Chitosan has been produced by removing inorganic salts, proteins and lipids from the cuticle (crust) of a crustacean such as prawn or crab and heating the purified chitin thus obtained in a concentrated alkali solution of 30 to 60%. Namely, chitosan is deacetylated chitin.
When heated in the aforesaid concentrated alkali solution, however, the chitin undergoes decomposition of the main chitin chain simultaneously with the deacetylation, which causes such a problem that the yield of the target chitosan is lowered while the amounts of by-products are increased.
There has been known a biological method for deacetylating chitin with the use of deacetylase or a microorganism capable of producing this enzyme.
There has been reported no example of this biological method, except one wherein a microorganism of Mucor sp. is used, one wherein a microorganism of Aeromonas sp. is used and one wherein a microorganism of Colletotrichum sp. is used.
With the use of the microorganism of Mucor sp., soluble glycol chitin and the pentamer can be deacetylated to the extent of 12 to 14%. However other oligosaccharides and solid chitin can be deacetylated thereby to the extent of as low as 0 to 5% [refer to Y. Araki, E. Ito, Eur. J. Biochem., 55, 71 (1975)].

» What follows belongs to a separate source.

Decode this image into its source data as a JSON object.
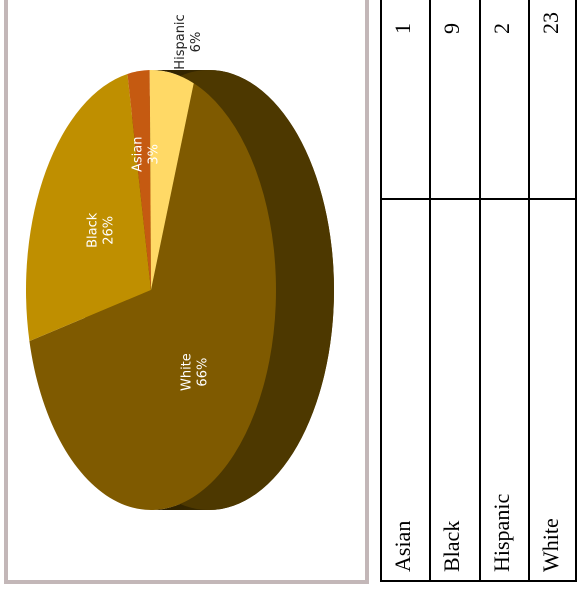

The microorganism of Aeromonas sp. is a strain searched for in order to treat exclusively solid chitin of a high degree of polymerization. Therefore nothing is reported relating to the effects of this microorganism on oligosaccharides [refer to K. Shimabara, K. Iwasaki, Reports of the Asahi Glass Foundation for Industrial Technology, 41, 299 (1982)].
The microorganism of Colletotrichum sp., which suffers from a decrease in the activity at 30.degree. C., should be incubated at a relatively low temperature (e.g., 25.degree. C.). Thus the deacetylation with the use of this microorganism requires a long period of time (about 5 days). In addition, it has only a low deacetylation activity on N-acetylglucosamine trimer or dimer. Namely, the ratios of its deacetylation activity on the trimer and the dimer, based on that on the pentamer, are respectively 6% and 1% [refer to H. Kauss, B. Bauch, Methods in Enzymology, 161, 518 (1988)].